Humorkritik | April 2020
April 2020
Ich ergriff das Omen, und wir schieden im besten Humor, in der Hoffnung eines baldigen Wiedersehns.
Goethe, Italienische Reise
Koordinierter Schwachsinn
Seit einigen Jahren erfreue ich mich an einem hübschen Videospieltrend: an albernen Simulations-Games. Das Konzept all der möglichst lebensnahen und (für mich unbegreiflich) erfolgreichen Landmaschinen-, Truck-, Bus- und sonstigen Simulationen wird dahingehend weitergesponnen, einfach alles, was es im echten Leben gibt, auf PC oder Konsole nachspielbar zu machen.
Angefangen hat es meiner Erinnerung nach 2008 mit »QWOP«: Darin steuert man einen 100-Meter-Läufer – genauer: dessen Beine – mit den Tasten Q, W, O und P, was zum einen so lächerlich wie in keinem gewöhnlichen Sportspiel ausschaut, zum anderen anspruchsvoll bis zur Frustrationsgrenze ist. Die zu lenkenden Figuren bzw. Körperteile in Spielen wie diesen unterliegen der Ragdoll-Physik, sind also leblos und werden erst durch die Eingabe des Spielers zum (realistischen) Zappeln gebracht. Mehr als zwei Beine übernimmt man in »Octodad« (2010), um einen als Mensch getarnten Oktopus durch das Haus seiner menschlichen Familie zu navigieren. Im 2013 erschienenen »Surgeon Simulator« – eine Fortsetzung soll noch dieses Jahr kommen – führen wir via A, W, E und R die Hände eines Chirurgen und vollziehen in cartoonhaftes Gemetzel ausartende Operationen, zum Beispiel eine Herztransplantation bei Donald Trump.
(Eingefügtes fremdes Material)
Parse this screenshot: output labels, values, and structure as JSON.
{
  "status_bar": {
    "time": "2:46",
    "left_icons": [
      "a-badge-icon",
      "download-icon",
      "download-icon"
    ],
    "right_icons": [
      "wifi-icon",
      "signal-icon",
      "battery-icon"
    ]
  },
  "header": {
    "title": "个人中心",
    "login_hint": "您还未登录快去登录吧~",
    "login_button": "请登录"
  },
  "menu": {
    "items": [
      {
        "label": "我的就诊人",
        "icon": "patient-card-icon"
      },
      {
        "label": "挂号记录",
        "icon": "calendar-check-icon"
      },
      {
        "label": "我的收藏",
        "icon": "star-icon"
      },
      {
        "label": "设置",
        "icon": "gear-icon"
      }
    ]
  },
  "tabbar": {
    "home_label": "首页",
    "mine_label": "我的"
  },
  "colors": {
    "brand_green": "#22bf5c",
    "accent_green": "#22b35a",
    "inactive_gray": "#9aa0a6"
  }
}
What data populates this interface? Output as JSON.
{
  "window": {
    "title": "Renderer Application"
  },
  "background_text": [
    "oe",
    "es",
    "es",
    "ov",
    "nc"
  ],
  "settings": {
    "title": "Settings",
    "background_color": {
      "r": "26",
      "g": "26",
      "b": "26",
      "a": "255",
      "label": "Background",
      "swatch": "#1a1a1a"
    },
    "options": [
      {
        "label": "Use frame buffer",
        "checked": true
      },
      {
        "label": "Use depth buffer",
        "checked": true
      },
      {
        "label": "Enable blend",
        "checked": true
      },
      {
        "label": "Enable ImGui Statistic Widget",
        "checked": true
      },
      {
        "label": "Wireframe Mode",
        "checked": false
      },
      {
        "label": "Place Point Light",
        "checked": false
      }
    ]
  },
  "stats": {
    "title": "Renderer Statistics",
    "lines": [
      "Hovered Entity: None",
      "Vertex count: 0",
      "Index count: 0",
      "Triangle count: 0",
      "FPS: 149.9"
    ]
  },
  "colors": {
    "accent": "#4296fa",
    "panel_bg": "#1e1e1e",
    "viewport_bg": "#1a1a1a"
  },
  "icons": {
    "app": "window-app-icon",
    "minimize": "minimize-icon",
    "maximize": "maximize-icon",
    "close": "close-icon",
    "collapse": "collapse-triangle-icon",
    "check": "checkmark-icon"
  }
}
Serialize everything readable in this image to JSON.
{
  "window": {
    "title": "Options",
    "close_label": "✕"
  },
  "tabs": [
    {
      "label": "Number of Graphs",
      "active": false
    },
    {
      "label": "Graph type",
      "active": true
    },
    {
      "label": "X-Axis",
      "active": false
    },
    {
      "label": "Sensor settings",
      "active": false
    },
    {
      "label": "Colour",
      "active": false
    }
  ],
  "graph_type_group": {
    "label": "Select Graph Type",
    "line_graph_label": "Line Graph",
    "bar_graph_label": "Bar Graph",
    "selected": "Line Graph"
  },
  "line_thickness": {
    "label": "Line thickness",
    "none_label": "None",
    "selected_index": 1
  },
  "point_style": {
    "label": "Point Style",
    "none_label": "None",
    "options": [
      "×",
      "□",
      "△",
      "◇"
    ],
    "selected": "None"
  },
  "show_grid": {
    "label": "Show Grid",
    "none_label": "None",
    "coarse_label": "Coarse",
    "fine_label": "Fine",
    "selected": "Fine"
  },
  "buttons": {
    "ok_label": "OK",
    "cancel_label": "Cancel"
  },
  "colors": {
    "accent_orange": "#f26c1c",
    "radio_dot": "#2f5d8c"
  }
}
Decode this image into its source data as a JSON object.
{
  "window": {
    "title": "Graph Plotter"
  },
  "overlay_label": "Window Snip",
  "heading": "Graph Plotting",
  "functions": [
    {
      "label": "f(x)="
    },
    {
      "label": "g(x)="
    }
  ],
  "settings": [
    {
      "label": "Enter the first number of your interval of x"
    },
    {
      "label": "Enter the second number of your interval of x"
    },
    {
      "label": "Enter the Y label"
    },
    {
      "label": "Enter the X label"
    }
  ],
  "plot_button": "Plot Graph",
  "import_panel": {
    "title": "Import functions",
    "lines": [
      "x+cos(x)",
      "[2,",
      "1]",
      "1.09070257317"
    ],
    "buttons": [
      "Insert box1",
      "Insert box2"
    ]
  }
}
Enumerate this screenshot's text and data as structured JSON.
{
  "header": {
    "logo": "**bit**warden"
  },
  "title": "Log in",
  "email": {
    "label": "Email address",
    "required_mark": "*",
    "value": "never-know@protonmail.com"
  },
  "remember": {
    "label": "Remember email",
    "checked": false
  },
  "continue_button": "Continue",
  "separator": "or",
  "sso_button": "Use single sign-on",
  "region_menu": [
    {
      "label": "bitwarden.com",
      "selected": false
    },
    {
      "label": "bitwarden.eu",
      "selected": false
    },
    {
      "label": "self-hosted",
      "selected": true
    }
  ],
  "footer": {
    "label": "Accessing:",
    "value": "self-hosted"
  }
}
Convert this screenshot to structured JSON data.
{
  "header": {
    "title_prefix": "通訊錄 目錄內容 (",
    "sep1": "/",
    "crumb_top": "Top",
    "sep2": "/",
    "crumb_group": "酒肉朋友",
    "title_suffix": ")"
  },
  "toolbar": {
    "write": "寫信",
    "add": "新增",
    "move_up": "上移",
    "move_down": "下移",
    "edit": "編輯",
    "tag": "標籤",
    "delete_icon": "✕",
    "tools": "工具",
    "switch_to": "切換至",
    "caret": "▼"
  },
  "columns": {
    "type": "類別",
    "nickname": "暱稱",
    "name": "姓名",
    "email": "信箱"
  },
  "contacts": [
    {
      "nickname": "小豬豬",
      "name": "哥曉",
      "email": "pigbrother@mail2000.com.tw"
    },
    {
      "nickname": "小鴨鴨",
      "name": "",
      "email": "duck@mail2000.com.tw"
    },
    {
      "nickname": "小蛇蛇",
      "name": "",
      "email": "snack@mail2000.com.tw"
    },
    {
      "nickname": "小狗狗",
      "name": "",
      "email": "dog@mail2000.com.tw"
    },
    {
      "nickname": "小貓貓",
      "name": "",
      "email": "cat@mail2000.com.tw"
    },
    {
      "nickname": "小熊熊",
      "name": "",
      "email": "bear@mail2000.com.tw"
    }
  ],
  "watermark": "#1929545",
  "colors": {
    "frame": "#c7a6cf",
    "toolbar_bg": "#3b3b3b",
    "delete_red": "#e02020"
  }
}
Fast schon bodenständig nimmt sich da der »Cooking Simulator« von 2019 aus, bei welchem man – Sie ahnen es – alle denkbaren Kochzutaten greift, schüttelt, wirft, wendet und verarbeitet. Wer nicht in die Haut von Personen oder humanoiden Kraken schlüpfen will, versetzt sich wahlweise in eine Biene, einen Wolf, einen Bären, eine Ziege oder – eine Schreibe Toastbrot (»I am Bread«, 2015).
Es geht noch absurder: »Soda Drinker Pro« (2016) stellt uns vor die banale Aufgabe, einen Becher Limonade in verschiedenen Umgebungen zu leeren, unter anderem im Weltall. Und im »Speaking Simulator«, einer digitalen Weiterdenkung von Wolfgang v. Kempelens Sprechmaschine, kontrolliert man das Kopfinnere eines Androiden, um menschliche Sprache zu erzeugen, wobei Fehler einem schon mal einen Zahn kosten. Der jüngst veröffentlichte »Walking Simulator« ist zwar weniger fordernd, lässt den Protagonisten aber auch mehr tun, als der Titel suggeriert; neben Laufen (Taste W gedrückt halten) ist auch Rennen, Stürzen und Fliegen per Jetpack gestattet. Das totale Chaos verspricht der für Juli angekündigte »Totally Accurate Battle Simulator«, in dem wir gleich eine ganze Ragdoll-Armee gegen eine andere kämpfen lassen.
Dass solche Meta-Games keine Nischenprodukte mehr sind, hat zur Folge, dass man unzählige »Let’s Plays« auf Youtube genießen kann. Moderne technische Möglichkeiten für maximalen Quatsch ausloten: Raten Sie mal, wem das gefällt.